Giulia sonrió como quien acepta la mentira útil sin discutirla.
—Jamás. —Pausa—. Solo digo que te salió natural. Y eso en ti… es noticia.
Charlotte apretó la mandíbula lo justo para que no se le notara el golpe. Tomó aire una vez y agarró el abrigo de Giulia, doblándolo con cuidado y sosteniéndolo en la mano como si fuera un objeto con más valor del que podía admitir. Uno que no piensa olvidar, pero tampoco exhibir.

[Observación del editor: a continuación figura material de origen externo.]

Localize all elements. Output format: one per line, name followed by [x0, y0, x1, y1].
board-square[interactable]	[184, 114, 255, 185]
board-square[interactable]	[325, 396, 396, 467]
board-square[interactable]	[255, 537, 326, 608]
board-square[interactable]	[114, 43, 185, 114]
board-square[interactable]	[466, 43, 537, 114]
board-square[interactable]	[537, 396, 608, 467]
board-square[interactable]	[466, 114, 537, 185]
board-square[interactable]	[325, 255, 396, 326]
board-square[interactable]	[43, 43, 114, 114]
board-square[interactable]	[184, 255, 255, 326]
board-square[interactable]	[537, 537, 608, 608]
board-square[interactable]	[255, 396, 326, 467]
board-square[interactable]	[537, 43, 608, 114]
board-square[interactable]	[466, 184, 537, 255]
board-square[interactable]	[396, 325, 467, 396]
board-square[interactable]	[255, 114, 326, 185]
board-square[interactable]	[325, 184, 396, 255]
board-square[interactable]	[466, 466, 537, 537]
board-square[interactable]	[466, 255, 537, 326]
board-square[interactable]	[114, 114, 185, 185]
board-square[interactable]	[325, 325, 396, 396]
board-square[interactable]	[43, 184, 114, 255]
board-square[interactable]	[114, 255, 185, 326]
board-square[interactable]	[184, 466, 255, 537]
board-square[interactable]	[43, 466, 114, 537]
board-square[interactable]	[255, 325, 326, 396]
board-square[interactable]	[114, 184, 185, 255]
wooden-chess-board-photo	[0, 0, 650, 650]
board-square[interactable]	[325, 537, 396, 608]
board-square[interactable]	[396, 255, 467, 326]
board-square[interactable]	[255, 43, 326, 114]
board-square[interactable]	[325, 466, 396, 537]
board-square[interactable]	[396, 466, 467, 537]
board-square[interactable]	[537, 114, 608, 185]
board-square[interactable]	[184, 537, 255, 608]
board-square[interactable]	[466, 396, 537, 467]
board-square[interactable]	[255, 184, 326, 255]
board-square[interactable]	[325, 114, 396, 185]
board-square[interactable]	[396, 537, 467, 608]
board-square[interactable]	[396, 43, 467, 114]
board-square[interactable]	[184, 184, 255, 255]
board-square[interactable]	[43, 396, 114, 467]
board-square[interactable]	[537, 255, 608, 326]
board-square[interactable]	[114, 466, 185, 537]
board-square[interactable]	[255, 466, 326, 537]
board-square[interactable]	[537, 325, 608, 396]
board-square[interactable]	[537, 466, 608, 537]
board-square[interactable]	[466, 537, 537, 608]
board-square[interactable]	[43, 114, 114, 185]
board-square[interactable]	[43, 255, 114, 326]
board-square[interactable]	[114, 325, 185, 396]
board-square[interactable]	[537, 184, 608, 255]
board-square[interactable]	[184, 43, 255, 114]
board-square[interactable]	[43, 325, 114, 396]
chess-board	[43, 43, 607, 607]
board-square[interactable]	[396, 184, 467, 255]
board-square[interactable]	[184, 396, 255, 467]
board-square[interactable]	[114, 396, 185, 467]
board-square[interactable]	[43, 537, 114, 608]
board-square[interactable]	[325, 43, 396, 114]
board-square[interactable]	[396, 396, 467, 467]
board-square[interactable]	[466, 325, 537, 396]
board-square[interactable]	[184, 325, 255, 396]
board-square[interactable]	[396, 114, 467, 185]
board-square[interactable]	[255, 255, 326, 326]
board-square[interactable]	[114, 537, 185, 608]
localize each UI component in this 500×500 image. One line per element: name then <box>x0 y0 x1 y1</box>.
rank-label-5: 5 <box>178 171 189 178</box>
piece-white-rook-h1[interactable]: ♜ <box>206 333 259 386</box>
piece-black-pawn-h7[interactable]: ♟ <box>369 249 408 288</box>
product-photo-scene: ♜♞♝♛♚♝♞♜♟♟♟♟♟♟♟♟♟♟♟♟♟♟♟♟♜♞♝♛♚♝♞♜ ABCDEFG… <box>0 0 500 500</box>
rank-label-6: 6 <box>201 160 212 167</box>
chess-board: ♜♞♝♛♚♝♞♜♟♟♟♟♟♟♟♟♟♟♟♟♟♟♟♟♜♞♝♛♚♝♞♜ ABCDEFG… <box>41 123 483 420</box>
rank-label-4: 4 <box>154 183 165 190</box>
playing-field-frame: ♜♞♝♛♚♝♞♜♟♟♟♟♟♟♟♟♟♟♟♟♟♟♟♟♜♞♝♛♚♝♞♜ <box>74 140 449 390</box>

Giulia parpadeó al ver el gesto.
Y por un segundo se le escapó algo en la cara: satisfacción. Cercanía. Un “así, de alguna manera, estoy aquí” sin necesidad de decirlo.
Charlotte lo vio. Hizo como que no.
Terminó de arreglarse el cabello con los dedos, se calzó unos zapatos que Giulia había conseguido quién sabe de dónde —más cómodos, menos Queen, pero aceptables— y agarró el bolso como si el bolso pudiera devolverle el eje.
—¿Lista? —preguntó Giulia, incorporándose.
Charlotte ladeó la cabeza, evaluándola.
—Tú dime. —La recorrió con la mirada—. Vienes vestida como si fueras a una premiere.
Giulia se encogió de hombros, fingiendo indiferencia.
—Si vamos a salir unas horas post- crisis —dijo—, al menos hagámoslo con estilo.
Charlotte dejó salir una microsonrisa.
Y no le dio a Giulia el placer de verla.
Salieron juntas.
A esa hora —entre las tres y las cuatro de la tarde— el sol de Arizona pegaba distinto: una luz amplia, casi insolente, que hacía que todo pareciera más nítido de lo que uno quisiera. Giulia condujo con una mano en el volante, la otra descansando cerca, como si el coche también entendiera que iba en modo tregua.
Charlotte miraba por la ventana.
No para evadir.
Para medir.
Cuando Giulia detuvo el coche frente al restaurante, Charlotte lo vio todo de inmediato: ventanales gigantes, valet parking en la puerta, el tipo de lugar donde la gente habla bajo porque el precio del plato ya habla por ellos. Un lugar completamente de su agrado y Giulia lo sabía. Y por supuesto no era casualidad.
Giulia levantó el freno de mano, se mordió el labio y sonrió, una sonrisa pequeña que traía nervio debajo.
Charlotte sonrió también.
Pero no se lo dejó ver: giró el cuerpo para bajar del coche como quien cambia de carril antes de que la miren demasiado.
Entraron.
El aire era frío, elegante, con olor a pan recién horneado y mantequilla cara. Un anfitrión los recibió como si ya supiera que no eran dos mujeres cualquiera escapándose del hospital por un par de horas.